El Diccionario de Flaubert es un curso de ironía: de definición en definición, se le ve aplicándola en más o menos capas, como un pintor del otro lado del Canal de la Mancha que oscurece el cielo con una nueva capa de óleo. Siento la tentación de escribir un Diccionario de tópicos sobre el propio Flaubert. Un diccionario cortito: una guía de bolsillo que oculte una bomba de relojería; un texto de aspecto serio pero al mismo tiempo engañoso. La erudición heredada, pero en forma de píldora; y con algunas de las píldoras envenenadas. Este es el atractivo, y también el peligro, de la ironía: la facilidad con que permite al escritor estar en apariencia ausente de su obra, pero, en realidad, presente con sus indirectas. No es imposible poseer el pastel y además comérselo; sólo hay un problema: que entonces te engordas.

¿Qué podría decir de Flaubert en este nuevo Diccionario? Podría decir de él, quizá, que fue un «individualista burgués»; sí, eso suena bastante engreído, bastante deshonesto. Es un tipo de caracterización que se mantiene firme por mucho que Flaubert fuese además una persona que detestaba a la burguesía. ¿Y qué hay respecto a lo de «individualista», u otras expresiones equivalentes? «De acuerdo con mi ideal del Arte, creo que no hay que mostrar ninguna idea propia, y que el artista debe aparecer tan poco en su obra como Dios en la naturaleza. ¡El hombre no es nada, la obra lo es todo! Me resultaría muy agradable decir lo que pienso y aliviar a Monsieur Gustave Flaubert por medio de frases; pero ¿qué importancia tiene el susodicho caballero?
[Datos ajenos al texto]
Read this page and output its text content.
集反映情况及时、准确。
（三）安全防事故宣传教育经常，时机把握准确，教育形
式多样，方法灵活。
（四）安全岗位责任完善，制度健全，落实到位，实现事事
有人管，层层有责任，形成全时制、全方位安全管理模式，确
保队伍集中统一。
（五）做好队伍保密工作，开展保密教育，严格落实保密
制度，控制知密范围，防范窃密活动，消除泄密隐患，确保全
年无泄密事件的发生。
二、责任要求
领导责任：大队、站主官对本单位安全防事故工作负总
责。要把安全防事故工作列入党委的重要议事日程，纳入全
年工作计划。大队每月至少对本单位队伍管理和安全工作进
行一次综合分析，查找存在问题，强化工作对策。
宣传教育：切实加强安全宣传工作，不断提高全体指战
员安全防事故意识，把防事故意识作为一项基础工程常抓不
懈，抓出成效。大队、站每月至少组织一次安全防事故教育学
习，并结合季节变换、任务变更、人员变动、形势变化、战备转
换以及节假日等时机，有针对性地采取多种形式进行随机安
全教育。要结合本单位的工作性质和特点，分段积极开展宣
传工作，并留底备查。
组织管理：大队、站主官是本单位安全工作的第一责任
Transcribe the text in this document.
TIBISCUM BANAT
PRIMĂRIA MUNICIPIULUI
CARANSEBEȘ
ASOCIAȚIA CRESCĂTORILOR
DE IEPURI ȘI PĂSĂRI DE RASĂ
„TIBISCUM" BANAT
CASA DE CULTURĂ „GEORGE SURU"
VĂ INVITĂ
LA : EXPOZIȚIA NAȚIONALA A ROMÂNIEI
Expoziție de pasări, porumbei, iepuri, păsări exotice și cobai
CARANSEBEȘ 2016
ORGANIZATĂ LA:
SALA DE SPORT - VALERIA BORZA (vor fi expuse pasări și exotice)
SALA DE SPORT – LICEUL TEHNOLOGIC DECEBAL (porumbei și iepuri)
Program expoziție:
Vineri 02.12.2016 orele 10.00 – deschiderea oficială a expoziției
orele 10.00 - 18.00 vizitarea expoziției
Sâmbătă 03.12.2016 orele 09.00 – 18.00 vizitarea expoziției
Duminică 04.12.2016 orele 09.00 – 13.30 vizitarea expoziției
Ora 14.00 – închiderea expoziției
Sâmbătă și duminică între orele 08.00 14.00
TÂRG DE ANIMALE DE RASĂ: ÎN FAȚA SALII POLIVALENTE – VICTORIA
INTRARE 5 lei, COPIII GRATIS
Esta exigencia de ausencia del autor llegaba a ser incluso más profunda. Algunos escritores están de acuerdo con ese principio, pero se cuelan por la puerta de atrás y le dan al lector en la cabeza con la cachiporra de su estilo personalísimo. Es un asesinato ejecutado a la perfección, en el que hay un solo fallo: el bate de béisbol que queda en la escena del crimen está lleno de huellas digitales. Flaubert es diferente. Creía en el estilo; más que nadie. Trabajó afanosamente por lograr belleza, sonoridad, exactitud; perfección: pero jamás la perfección de monograma típica de los escritores como Wilde. El estilo está en función del tema. No se le puede imponer el estilo al asunto, sino que debe surgir de él. El estilo es la fidelidad al pensamiento. La palabra correcta, la frase verdadera, la oración perfecta están siempre «ahí afuera», en algún lugar; la tarea del escritor consiste en focalizarlas por cualesquiera medios que estén a su alcance. Para algunos, esto significa solamente una excursión al supermercado, y una vez allí cargar el carrito hasta los topes; para otros, significa perderse en una llanura de Grecia, de noche, durante una nevisca, bajo la lluvia, hasta encontrar lo que buscas gracias a un truco raro, algo así como saber imitar los ladridos de un perro.